それぞれの使い方を正しく理解することで、古語である「やんごとなき」を正しく身につけることができます。それでは、「やんごとなき」の例文①からご紹介します。
例文①
「やんごとなき」は「ただ事ではなく特別」といった意味があり、そこから「重要で(のっぴきならない)」といった意味で使った場合についてご紹介します。使い方としては「やんごとなき事情で今回の議案は見直しとなった。」のように使います。

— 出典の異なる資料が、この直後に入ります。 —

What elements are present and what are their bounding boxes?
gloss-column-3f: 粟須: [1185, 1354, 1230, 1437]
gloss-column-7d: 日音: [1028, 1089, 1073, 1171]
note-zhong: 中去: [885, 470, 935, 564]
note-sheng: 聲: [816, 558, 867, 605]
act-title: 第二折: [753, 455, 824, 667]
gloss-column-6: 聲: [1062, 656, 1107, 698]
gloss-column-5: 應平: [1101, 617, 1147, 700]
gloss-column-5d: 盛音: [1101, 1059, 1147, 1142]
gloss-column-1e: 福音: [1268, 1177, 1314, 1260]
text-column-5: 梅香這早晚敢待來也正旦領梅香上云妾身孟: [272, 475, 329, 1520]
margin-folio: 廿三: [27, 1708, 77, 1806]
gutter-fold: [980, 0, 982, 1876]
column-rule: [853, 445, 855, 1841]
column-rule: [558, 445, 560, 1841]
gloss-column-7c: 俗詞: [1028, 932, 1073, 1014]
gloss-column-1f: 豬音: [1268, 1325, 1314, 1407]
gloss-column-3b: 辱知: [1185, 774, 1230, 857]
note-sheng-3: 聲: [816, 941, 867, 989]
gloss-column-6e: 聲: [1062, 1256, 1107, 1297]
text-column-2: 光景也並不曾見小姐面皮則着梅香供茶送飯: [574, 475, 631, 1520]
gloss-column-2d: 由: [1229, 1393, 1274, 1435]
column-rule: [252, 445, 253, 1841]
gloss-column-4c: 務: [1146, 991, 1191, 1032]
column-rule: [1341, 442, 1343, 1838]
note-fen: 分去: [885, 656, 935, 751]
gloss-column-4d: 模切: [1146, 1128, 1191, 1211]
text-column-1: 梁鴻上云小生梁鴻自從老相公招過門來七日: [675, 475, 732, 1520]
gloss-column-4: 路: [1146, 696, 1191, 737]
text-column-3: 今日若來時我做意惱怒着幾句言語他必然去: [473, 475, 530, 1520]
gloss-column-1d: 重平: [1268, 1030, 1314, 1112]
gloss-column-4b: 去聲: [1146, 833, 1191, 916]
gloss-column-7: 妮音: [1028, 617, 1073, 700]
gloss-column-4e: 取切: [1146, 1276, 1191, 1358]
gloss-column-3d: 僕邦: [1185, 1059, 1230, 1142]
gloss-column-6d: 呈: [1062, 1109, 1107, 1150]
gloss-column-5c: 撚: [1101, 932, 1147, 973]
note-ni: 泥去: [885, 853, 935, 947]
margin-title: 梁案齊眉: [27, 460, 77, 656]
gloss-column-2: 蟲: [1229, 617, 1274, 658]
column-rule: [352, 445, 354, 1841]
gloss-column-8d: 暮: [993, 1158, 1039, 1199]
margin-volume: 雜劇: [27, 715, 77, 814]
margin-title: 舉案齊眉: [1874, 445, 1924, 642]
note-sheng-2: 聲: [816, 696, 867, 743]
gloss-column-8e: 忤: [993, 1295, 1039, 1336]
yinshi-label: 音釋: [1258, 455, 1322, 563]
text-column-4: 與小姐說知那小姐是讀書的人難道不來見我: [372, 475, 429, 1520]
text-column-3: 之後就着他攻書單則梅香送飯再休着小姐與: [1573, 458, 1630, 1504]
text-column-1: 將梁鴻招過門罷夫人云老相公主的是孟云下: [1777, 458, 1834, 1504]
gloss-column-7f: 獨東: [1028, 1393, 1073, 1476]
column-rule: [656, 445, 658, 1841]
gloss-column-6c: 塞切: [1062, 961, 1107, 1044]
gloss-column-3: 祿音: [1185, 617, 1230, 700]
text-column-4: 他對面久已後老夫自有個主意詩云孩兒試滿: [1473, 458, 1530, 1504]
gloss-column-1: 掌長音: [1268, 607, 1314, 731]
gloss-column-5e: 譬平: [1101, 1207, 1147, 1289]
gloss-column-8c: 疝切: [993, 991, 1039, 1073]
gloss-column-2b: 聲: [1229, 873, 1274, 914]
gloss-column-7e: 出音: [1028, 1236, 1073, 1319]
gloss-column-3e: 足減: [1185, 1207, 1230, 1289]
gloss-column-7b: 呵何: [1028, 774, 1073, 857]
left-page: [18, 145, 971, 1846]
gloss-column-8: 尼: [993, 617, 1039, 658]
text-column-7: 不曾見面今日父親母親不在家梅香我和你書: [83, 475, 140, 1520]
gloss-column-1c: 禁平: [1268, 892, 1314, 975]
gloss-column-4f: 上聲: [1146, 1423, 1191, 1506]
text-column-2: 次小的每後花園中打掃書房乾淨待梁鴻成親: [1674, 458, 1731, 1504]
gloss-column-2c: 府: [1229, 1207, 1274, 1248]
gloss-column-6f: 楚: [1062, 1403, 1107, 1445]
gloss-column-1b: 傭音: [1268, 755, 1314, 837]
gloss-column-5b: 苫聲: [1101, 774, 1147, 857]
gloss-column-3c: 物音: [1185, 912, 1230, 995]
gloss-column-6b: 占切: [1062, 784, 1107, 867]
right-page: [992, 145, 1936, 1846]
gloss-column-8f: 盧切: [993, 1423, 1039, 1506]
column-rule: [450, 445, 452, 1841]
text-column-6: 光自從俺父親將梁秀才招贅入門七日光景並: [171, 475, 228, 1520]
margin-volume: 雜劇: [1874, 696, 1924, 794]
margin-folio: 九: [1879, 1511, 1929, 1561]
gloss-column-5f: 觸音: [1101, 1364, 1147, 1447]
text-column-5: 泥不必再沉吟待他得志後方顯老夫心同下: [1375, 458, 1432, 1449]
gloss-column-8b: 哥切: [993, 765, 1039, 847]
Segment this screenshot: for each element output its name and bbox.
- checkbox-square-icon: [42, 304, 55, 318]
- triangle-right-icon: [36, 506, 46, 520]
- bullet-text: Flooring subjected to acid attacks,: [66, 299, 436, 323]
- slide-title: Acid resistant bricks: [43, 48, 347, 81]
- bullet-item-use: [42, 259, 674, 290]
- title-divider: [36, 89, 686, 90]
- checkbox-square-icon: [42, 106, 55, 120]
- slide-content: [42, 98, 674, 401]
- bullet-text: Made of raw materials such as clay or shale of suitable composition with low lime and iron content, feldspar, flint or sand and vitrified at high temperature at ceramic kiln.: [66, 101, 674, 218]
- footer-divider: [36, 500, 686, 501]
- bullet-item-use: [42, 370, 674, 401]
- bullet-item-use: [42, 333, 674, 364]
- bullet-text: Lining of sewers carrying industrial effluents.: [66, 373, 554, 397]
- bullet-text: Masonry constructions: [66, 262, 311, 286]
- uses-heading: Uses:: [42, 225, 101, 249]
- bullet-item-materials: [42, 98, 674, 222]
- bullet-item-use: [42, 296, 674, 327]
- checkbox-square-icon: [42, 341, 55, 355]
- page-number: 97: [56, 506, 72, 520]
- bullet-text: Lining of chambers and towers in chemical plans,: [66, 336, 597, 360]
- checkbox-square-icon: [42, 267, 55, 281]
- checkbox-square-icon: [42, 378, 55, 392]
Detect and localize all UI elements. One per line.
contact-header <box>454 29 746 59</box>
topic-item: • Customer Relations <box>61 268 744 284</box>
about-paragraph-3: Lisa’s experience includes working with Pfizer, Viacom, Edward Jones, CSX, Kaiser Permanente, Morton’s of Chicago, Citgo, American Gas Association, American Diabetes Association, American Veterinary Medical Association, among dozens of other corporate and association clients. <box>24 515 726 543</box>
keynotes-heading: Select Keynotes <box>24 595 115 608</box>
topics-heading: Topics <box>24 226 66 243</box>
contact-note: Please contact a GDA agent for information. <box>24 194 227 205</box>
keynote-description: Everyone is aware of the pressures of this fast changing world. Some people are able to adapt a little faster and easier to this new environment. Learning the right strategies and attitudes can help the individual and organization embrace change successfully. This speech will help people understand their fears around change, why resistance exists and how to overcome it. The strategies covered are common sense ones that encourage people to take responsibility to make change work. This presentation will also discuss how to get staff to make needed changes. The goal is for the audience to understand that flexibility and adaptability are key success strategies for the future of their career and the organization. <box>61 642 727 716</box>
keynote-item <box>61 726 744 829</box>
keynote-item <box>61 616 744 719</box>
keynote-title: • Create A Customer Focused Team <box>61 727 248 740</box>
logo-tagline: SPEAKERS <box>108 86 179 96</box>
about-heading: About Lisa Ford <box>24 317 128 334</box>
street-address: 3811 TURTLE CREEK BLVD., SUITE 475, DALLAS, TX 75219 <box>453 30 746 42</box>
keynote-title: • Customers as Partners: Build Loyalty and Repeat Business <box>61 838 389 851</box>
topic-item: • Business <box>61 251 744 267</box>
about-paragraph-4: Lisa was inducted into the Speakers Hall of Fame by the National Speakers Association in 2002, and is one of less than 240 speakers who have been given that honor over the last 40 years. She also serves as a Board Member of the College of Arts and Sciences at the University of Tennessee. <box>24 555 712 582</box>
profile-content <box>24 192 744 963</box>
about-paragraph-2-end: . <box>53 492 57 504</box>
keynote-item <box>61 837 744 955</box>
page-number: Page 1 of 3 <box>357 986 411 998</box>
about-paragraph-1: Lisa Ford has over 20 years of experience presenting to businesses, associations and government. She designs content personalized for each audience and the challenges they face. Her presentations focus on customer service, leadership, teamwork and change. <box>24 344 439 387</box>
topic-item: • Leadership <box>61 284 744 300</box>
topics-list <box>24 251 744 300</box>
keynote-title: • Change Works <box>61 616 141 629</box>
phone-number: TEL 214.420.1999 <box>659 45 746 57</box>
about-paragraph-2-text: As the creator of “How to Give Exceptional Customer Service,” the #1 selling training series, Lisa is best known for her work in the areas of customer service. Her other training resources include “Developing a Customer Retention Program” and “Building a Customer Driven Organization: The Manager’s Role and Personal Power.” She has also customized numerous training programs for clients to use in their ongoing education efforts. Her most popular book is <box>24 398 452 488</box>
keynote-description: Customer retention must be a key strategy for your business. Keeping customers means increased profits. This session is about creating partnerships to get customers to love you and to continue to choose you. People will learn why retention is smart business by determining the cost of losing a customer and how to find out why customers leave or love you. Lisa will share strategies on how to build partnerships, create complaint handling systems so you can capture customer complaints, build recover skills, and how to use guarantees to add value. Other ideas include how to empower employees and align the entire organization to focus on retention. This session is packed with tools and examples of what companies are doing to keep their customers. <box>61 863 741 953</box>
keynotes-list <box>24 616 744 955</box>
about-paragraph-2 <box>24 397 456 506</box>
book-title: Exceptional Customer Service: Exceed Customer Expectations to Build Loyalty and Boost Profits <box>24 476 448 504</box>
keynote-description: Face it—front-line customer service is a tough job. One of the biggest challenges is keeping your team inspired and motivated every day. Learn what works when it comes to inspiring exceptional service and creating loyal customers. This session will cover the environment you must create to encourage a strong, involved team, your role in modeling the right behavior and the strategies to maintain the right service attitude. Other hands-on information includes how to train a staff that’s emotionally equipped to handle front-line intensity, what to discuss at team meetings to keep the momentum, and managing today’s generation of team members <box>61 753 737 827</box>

「やんごとなき」は上記で説明したように「止めることができない」何かという意味になりますので、この場合は「何か特別なのっぴきならない事情」として「やんごとなき」を使っています。
例文②
「やんごとなき」には例文①でご紹介したように「ただ事ではない特別」といった意味がり、「重要で尋常ではない」といった意味で使った場合についてご紹介します。使い方は「やんごとなき理由で彼はその国に行かざるをえなかった。」というように使います。
例文③
ここでは「やんごとなき」の「ただごとではない特別」という意味で、緊急性の高い重要なミッションなどにかかる言葉としての「やんごとなき」の使い方をご紹介します。使い方は「そのチームはやんごとなき状況に身を置き国のために対応している。」などのようになります。
例文④
「やんごとなき」を「高貴な」、帝や王族といった非常に高い身分の方という意味で使う場合の使い方についてご紹介します。使い方は「その場に現れたその方は、やんごとなき身分のお方であると一目でわかった。」というようになります。
源氏物語などの古文では「やんごとなき」は、帝や王族、貴族といった非常に身分の高い方を記載する際に出てくる代表的な古語としてよく目にします。
例文⑤
「やんごとなき」は高貴なや上流階級という意味で、高貴な方を紹介する際の使い方についてご紹介します。使い方は「〇〇様に置かれましては、誠にやんごとなきお生まれであります。」のように使います。
やんごとなきの注意点
ここでは「やんごとなき」を日常で使う際の注意点についてご紹介していきます。そもそも、「やんごとなき」は古語なのですが現代でもドラマやビジネスの場では使うことがある為に身近な言葉でもあります。そのため、使い方には十分注意するのがよいでしょう。
「やんごとなき」は状況にあわせて使用
先の例文①でご紹介した「やんごとなき事情」を使う場合、社長うあ上司といった方が使うのはよいのですが、その下の者が自分の事情を説明する際にこの「やんごとなき」を使うのはあまり相応しいとは言えないのです。
「やんごとなき」はあくまでも自分より高い身分の方の事情を説明するときに使う言葉、下の者が自分の事情を説明するために使うには意味は理解してもらえますが上司であれば失礼に当たります。
また、「やんごとなき事情」はどんな事情か具体的には説明されていないので、相手に事情を説明しなければならない場合にも相応しくない言葉と言えます。このように「やんごとなき事情」は状況によっては使えないということを理解しておきましょう。
「高貴な」の意味では日常的に使わない
「やんごとのなき」の2つ目の意味「高貴な」は古文で使われる場合は非常に身分の高い位の方を表します。現代では江戸時代までの「士農工商」制度など、明確な身分制度や階級制度はあまり一般的ではないので使わない場合が多いのが現象です。
しかし、「やんごとなき」を現代では名門の出や社会的地位の高い方、家柄や血筋、両家のお嬢様やお坊ちゃまを指して使っている場合があります。
また、この他に「品格がある」、「上品である」、「由緒正しい」といった意味で使われている場合もあり、「やんごとなき」の元々のとても高い地位(帝や王、貴族)である「高貴な方(様子)」を上記の意味で使っている場合、広い意味で解釈して使っていると理解しておきましょう。
やんごとなきは重要や高貴な人や物という意味
ここまで「やんごとなき」の意味や由来、使い方などについてご紹介してきました。「やんごとなき」は物事や状況が緊急性や重要性が高く特別なことを意味する「重要な」や帝や王族など身分などが非常に高い「高貴な」方を指す古語として使われてきた言葉です。
しかし、「やんごとなき」は古語ではあるのですが、現代でもニュースや本、ビジネスの場でもよく使われている言葉です。しっかりと理解し使っていきましょう。